I am currently co-authoring a book tentatively entitled “Situating Nationalism” (under contract with Cambridge University Press, with Maya Tudor from the University of Oxford); and co-editing two volumes one entitled “Enemies Within: Fifth Column Politics in Comparative Perspective” (Oxford University Press, with Scott Radnitz from the University of Washington, Seattle) and the other The Microfoundations of Diaspora Politics (Routledge, with Alexandra Délano Alonso from The New School, NY).
My recent publications include two articles published in a Special Issue on The Microfoundations of Disapora Politics I co-edited with Alexandra Délano Alonso for the Journal of Ethnic and Migration Studies. My contributions to this project include an article co-authored with Alexandra Délano Alonso, entitled “The Microfoundations of Diaspora Politics: Unpacking the State and Disaggregating the Diaspora,” which served as an introduction to the Special Issue; and another article, entitled “Foreign Policy Priorities and Ethnic Return Migration Policies: Group-Level Variation in Greece and Serbia” co-authored with Marko Žilović, which is linked to my ongoing book project tentatively entitled Diaspora Management Logics – analyzing why some states develop policies to cultivate links with and/or to attract back certain diasporic communities while others do not.
In terms of my nation-building research agenda, I recently published a review article in the Annual Review of Political Science entitled “Nationalism: What We Know and What We Still Need to Know” (w/ Maya Tudor) in which we take stock of political science debates on nationalism to critically assess what we already know and what we still need to learn.
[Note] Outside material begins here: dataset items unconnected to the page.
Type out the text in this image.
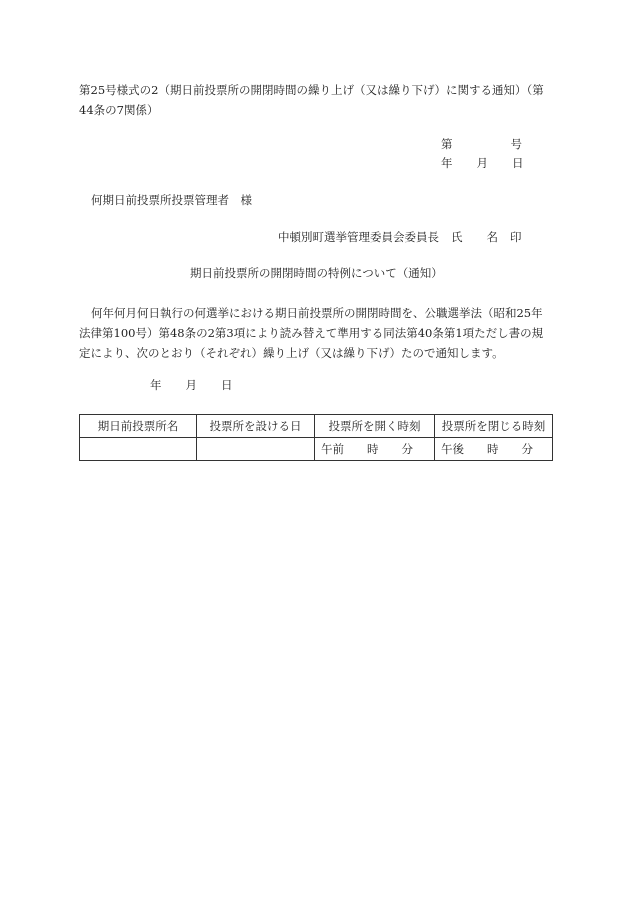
第25号様式の2（期日前投票所の開閉時間の繰り上げ（又は繰り下げ）に関する通知）（第44条の7関係）
第	号
年 月 日
何期日前投票所投票管理者　様
中頓別町選挙管理委員会委員長 氏 名 印
期日前投票所の開閉時間の特例について（通知）
何年何月何日執行の何選挙における期日前投票所の開閉時間を、公職選挙法（昭和25年法律第100号）第48条の2第3項により読み替えて準用する同法第40条第1項ただし書の規定により、次のとおり（それぞれ）繰り上げ（又は繰り下げ）たので通知します。
年 月 日
期日前投票所名	投票所を設ける日	投票所を開く時刻	投票所を閉じる時刻
		午前　　時　　分	午後　　時　　分
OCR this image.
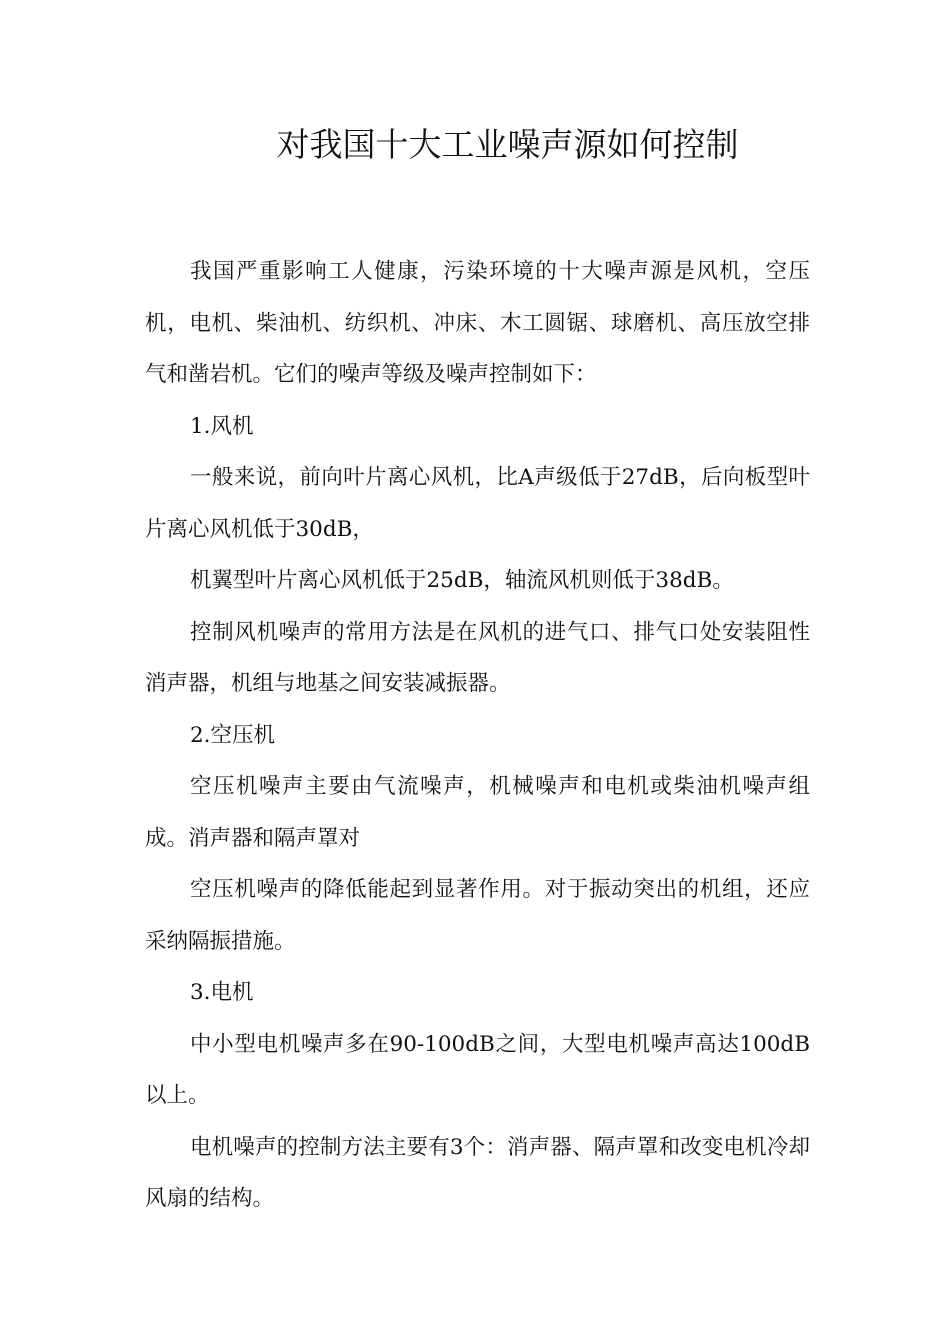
对我国十大工业噪声源如何控制

我国严重影响工人健康，污染环境的十大噪声源是风机，空压机，电机、柴油机、纺织机、冲床、木工圆锯、球磨机、高压放空排气和凿岩机。它们的噪声等级及噪声控制如下：

1.风机

一般来说，前向叶片离心风机，比A声级低于27dB，后向板型叶片离心风机低于30dB，

机翼型叶片离心风机低于25dB，轴流风机则低于38dB。

控制风机噪声的常用方法是在风机的进气口、排气口处安装阻性消声器，机组与地基之间安装减振器。

2.空压机

空压机噪声主要由气流噪声，机械噪声和电机或柴油机噪声组成。消声器和隔声罩对

空压机噪声的降低能起到显著作用。对于振动突出的机组，还应采纳隔振措施。

3.电机

中小型电机噪声多在90-100dB之间，大型电机噪声高达100dB以上。

电机噪声的控制方法主要有3个：消声器、隔声罩和改变电机冷却风扇的结构。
I also participated in an “Exchange on the quantitative measurement of ethnic and national identity” published in Nations and Nationalism (w/ Daniel Bochsler, Elliott Green, Erin Jenne, and Andreas Wimmer). I also recently published an article in Nations and Nationalism on post‐Ottoman nation‐building policies in the Balkans where I argue that the persistence of certain features from one period to another may be an actual legacy in some cases, but there is also a possibility that we are dealing with a manufactured legacy, where elites choose to intervene and perpetuate an institution or a particular feature of it.
Finally, I recently completed a political documentary entitled, Searching for Andreas: Political Leadership in Times of Crisis. The film premiered at the 20th Thessaloniki Documentary Festival, won two awards at the International Documentary Festival of Ierapetra and was also screened at the 2019 annual meeting of the American Political Science Association in Washington, DC and the 2021 World Congress of Political Science of the International Political Science Association.